In some cases, for example if there is a coordinated campaign to target a journalist following an article, I might recommend the journalist steps offline and has a trusted person moderate their social media account until the situation passes. But ultimately, the decision to remain online sits with the journalist.

It’s important to note that online abuse aims to have a silencing effect. It can be frustrating to play into that, but personal wellbeing is always most important. In most cases, the online abuse will subside, so short-term compartmentalisation can be useful.

HL: Do you think ABC, as a public media organisation, has a special responsibility to ensure the wellbeing of its journalists and staff?

NW: Personally, I think all workplaces have a duty of care to staff – whether public or private. That extends to harm from online interactions.

HL: Social media companies have long promised changes to stop abuse, but do you think it will ever be possible?

NW: As is the case with offline misogyny, racism, and homophobia, I think complete eradication is unfortunately unlikely. However, as a society we can work to define what is appropriate online discourse and strive to create the online world we want to see.

HL: How much has COVID-19, lockdown laws, and vaccine requirements fuelled attacks on journalists?

NW: Online abuse of journalists was present prior to COVID, but we have seen a major uptick in online abuse of journalists covering COVID, and it is something that seems to only grow as the pandemic wears on.  I don’t necessarily want to go into the details of what this looks like at the risk of offering up ideas to groups fuelling the attacks, but there is a coordinated campaign to silence reporting on COVID.

HL: Finally, do you think yours is a role which is specifically needed in Australia, or do you think it could be established in other countries, or at other public broadcasters?

NW: I’m always amazed that this is the first role of its kind!
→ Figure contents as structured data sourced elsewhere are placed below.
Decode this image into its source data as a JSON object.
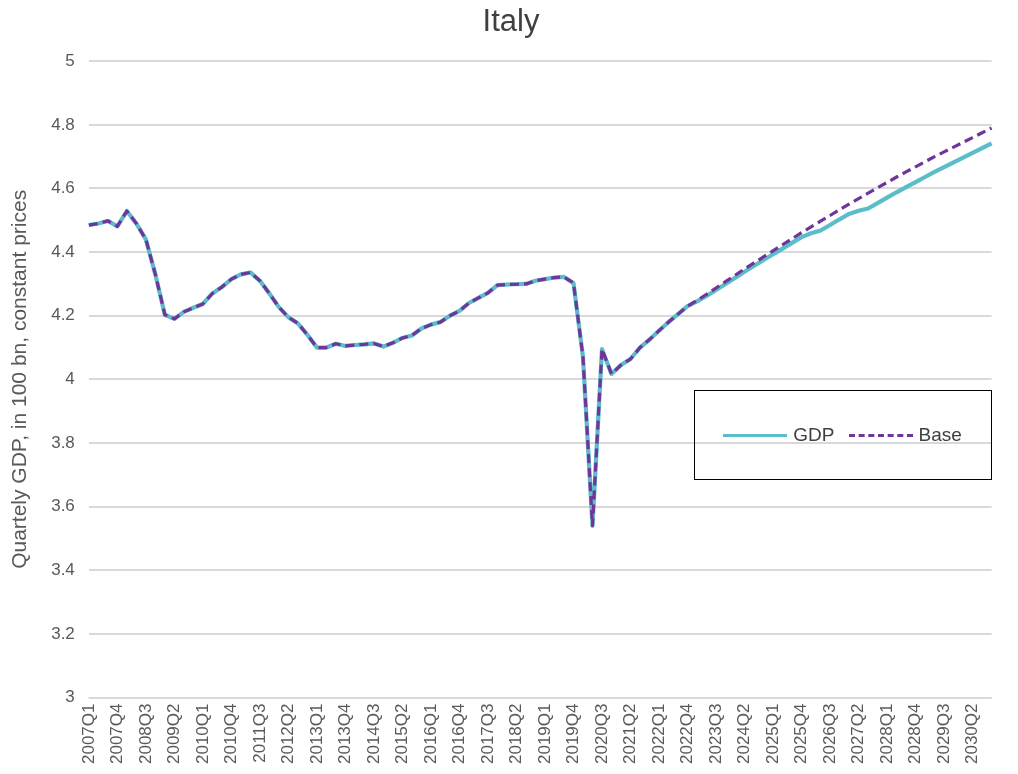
{
  "chart_data": {
    "type": "line",
    "title": "Italy",
    "ylabel": "Quartely GDP, in 100 bn, constant prices",
    "categories": [
      "2007Q1",
      null,
      null,
      "2007Q4",
      null,
      null,
      "2008Q3",
      null,
      null,
      "2009Q2",
      null,
      null,
      "2010Q1",
      null,
      null,
      "2010Q4",
      null,
      null,
      "2011Q3",
      null,
      null,
      "2012Q2",
      null,
      null,
      "2013Q1",
      null,
      null,
      "2013Q4",
      null,
      null,
      "2014Q3",
      null,
      null,
      "2015Q2",
      null,
      null,
      "2016Q1",
      null,
      null,
      "2016Q4",
      null,
      null,
      "2017Q3",
      null,
      null,
      "2018Q2",
      null,
      null,
      "2019Q1",
      null,
      null,
      "2019Q4",
      null,
      null,
      "2020Q3",
      null,
      null,
      "2021Q2",
      null,
      null,
      "2022Q1",
      null,
      null,
      "2022Q4",
      null,
      null,
      "2023Q3",
      null,
      null,
      "2024Q2",
      null,
      null,
      "2025Q1",
      null,
      null,
      "2025Q4",
      null,
      null,
      "2026Q3",
      null,
      null,
      "2027Q2",
      null,
      null,
      "2028Q1",
      null,
      null,
      "2028Q4",
      null,
      null,
      "2029Q3",
      null,
      null,
      "2030Q2",
      null,
      null
    ],
    "series": [
      {
        "name": "GDP",
        "color": "#5bbdc9",
        "line_style": "solid",
        "values": [
          4.485,
          4.49,
          4.498,
          4.481,
          4.529,
          4.49,
          4.44,
          4.33,
          4.203,
          4.19,
          4.212,
          4.225,
          4.237,
          4.27,
          4.29,
          4.315,
          4.33,
          4.336,
          4.31,
          4.27,
          4.227,
          4.195,
          4.176,
          4.14,
          4.1,
          4.1,
          4.112,
          4.105,
          4.108,
          4.11,
          4.113,
          4.103,
          4.115,
          4.13,
          4.138,
          4.16,
          4.172,
          4.18,
          4.2,
          4.215,
          4.24,
          4.256,
          4.272,
          4.296,
          4.298,
          4.299,
          4.3,
          4.31,
          4.315,
          4.32,
          4.322,
          4.303,
          4.07,
          3.54,
          4.095,
          4.017,
          4.045,
          4.064,
          4.1,
          4.125,
          4.153,
          4.18,
          4.205,
          4.23,
          4.245,
          4.262,
          4.281,
          4.3,
          4.319,
          4.338,
          4.357,
          4.375,
          4.393,
          4.411,
          4.429,
          4.447,
          4.459,
          4.468,
          4.485,
          4.503,
          4.52,
          4.53,
          4.537,
          4.554,
          4.571,
          4.588,
          4.604,
          4.62,
          4.636,
          4.652,
          4.667,
          4.682,
          4.697,
          4.712,
          4.727,
          4.742
        ]
      },
      {
        "name": "Base",
        "color": "#70359a",
        "line_style": "dashed",
        "values": [
          4.485,
          4.49,
          4.498,
          4.481,
          4.529,
          4.49,
          4.44,
          4.33,
          4.203,
          4.19,
          4.212,
          4.225,
          4.237,
          4.27,
          4.29,
          4.315,
          4.33,
          4.336,
          4.31,
          4.27,
          4.227,
          4.195,
          4.176,
          4.14,
          4.1,
          4.1,
          4.112,
          4.105,
          4.108,
          4.11,
          4.113,
          4.103,
          4.115,
          4.13,
          4.138,
          4.16,
          4.172,
          4.18,
          4.2,
          4.215,
          4.24,
          4.256,
          4.272,
          4.296,
          4.298,
          4.299,
          4.3,
          4.31,
          4.315,
          4.32,
          4.322,
          4.303,
          4.07,
          3.54,
          4.095,
          4.017,
          4.045,
          4.064,
          4.1,
          4.125,
          4.153,
          4.18,
          4.205,
          4.23,
          4.248,
          4.267,
          4.287,
          4.307,
          4.327,
          4.347,
          4.366,
          4.385,
          4.404,
          4.423,
          4.442,
          4.461,
          4.479,
          4.497,
          4.515,
          4.533,
          4.551,
          4.568,
          4.585,
          4.602,
          4.619,
          4.636,
          4.652,
          4.668,
          4.684,
          4.7,
          4.715,
          4.73,
          4.745,
          4.76,
          4.775,
          4.79
        ]
      }
    ],
    "ylim": [
      3,
      5
    ],
    "yticks": [
      3,
      3.2,
      3.4,
      3.6,
      3.8,
      4,
      4.2,
      4.4,
      4.6,
      4.8,
      5
    ],
    "grid": "y",
    "legend": "right",
    "marker": "none"
  }
}
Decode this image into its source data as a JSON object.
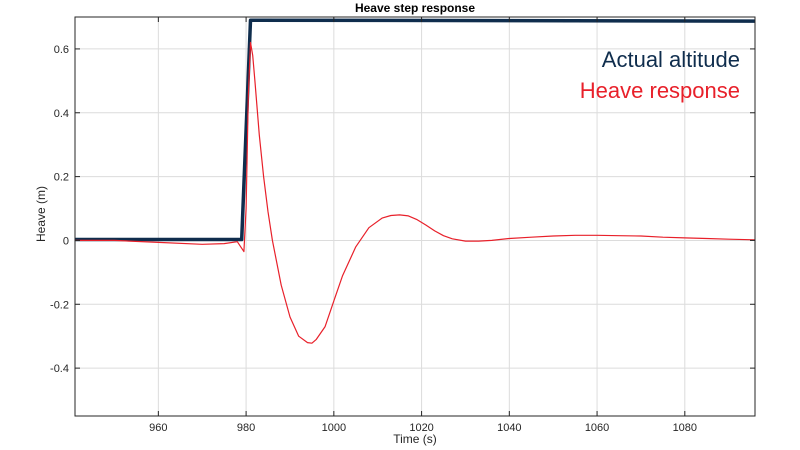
{
  "chart_data": {
    "type": "line",
    "title": "Heave step response",
    "xlabel": "Time (s)",
    "ylabel": "Heave (m)",
    "xlim": [
      941,
      1096
    ],
    "ylim": [
      -0.55,
      0.7
    ],
    "xticks": [
      960,
      980,
      1000,
      1020,
      1040,
      1060,
      1080
    ],
    "yticks": [
      -0.4,
      -0.2,
      0,
      0.2,
      0.4,
      0.6
    ],
    "xtick_labels": [
      "960",
      "980",
      "1000",
      "1020",
      "1040",
      "1060",
      "1080"
    ],
    "ytick_labels": [
      "-0.4",
      "-0.2",
      "0",
      "0.2",
      "0.4",
      "0.6"
    ],
    "grid": true,
    "legend_position": "top-right",
    "series": [
      {
        "name": "Actual altitude",
        "color": "#0f2d4d",
        "x": [
          941,
          979,
          981,
          1096
        ],
        "y": [
          0.003,
          0.003,
          0.69,
          0.687
        ]
      },
      {
        "name": "Heave response",
        "color": "#e8202a",
        "x": [
          941,
          950,
          960,
          970,
          975,
          978,
          979.5,
          980,
          980.5,
          981,
          981.5,
          982,
          983,
          984,
          985,
          986,
          988,
          990,
          992,
          994,
          995,
          996,
          998,
          1000,
          1002,
          1005,
          1008,
          1011,
          1013,
          1015,
          1017,
          1019,
          1021,
          1023,
          1025,
          1027,
          1030,
          1033,
          1036,
          1040,
          1045,
          1050,
          1055,
          1060,
          1065,
          1070,
          1075,
          1080,
          1085,
          1090,
          1096
        ],
        "y": [
          0,
          0,
          -0.006,
          -0.012,
          -0.01,
          -0.004,
          -0.035,
          0.1,
          0.45,
          0.62,
          0.58,
          0.5,
          0.33,
          0.2,
          0.09,
          0.0,
          -0.14,
          -0.24,
          -0.3,
          -0.32,
          -0.322,
          -0.31,
          -0.27,
          -0.19,
          -0.11,
          -0.02,
          0.04,
          0.07,
          0.078,
          0.08,
          0.077,
          0.065,
          0.048,
          0.03,
          0.015,
          0.005,
          -0.002,
          -0.002,
          0.0,
          0.006,
          0.01,
          0.014,
          0.016,
          0.016,
          0.015,
          0.014,
          0.01,
          0.008,
          0.006,
          0.004,
          0.002
        ]
      }
    ]
  }
}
This is a global problem and newsrooms globally would benefit from recognising the risk to employee wellbeing and retention. That said, there are newsrooms doing incredible work in this space utilising staff with other job titles, such as digital security staff. Internally at the ABC, we had Rod McGuinness (one of our social media leads) running social media self-defence training – so shout out to everyone who came before me.

The benefit of having a role solely dedicated to social media wellbeing, is that aside from providing a clear point of contact in an incident and someone laser-focused on this issue, it signals how seriously the organisation takes this threat and a willingness to assist.

Nicolle White is the Social Media Wellbeing Advisor at ABC.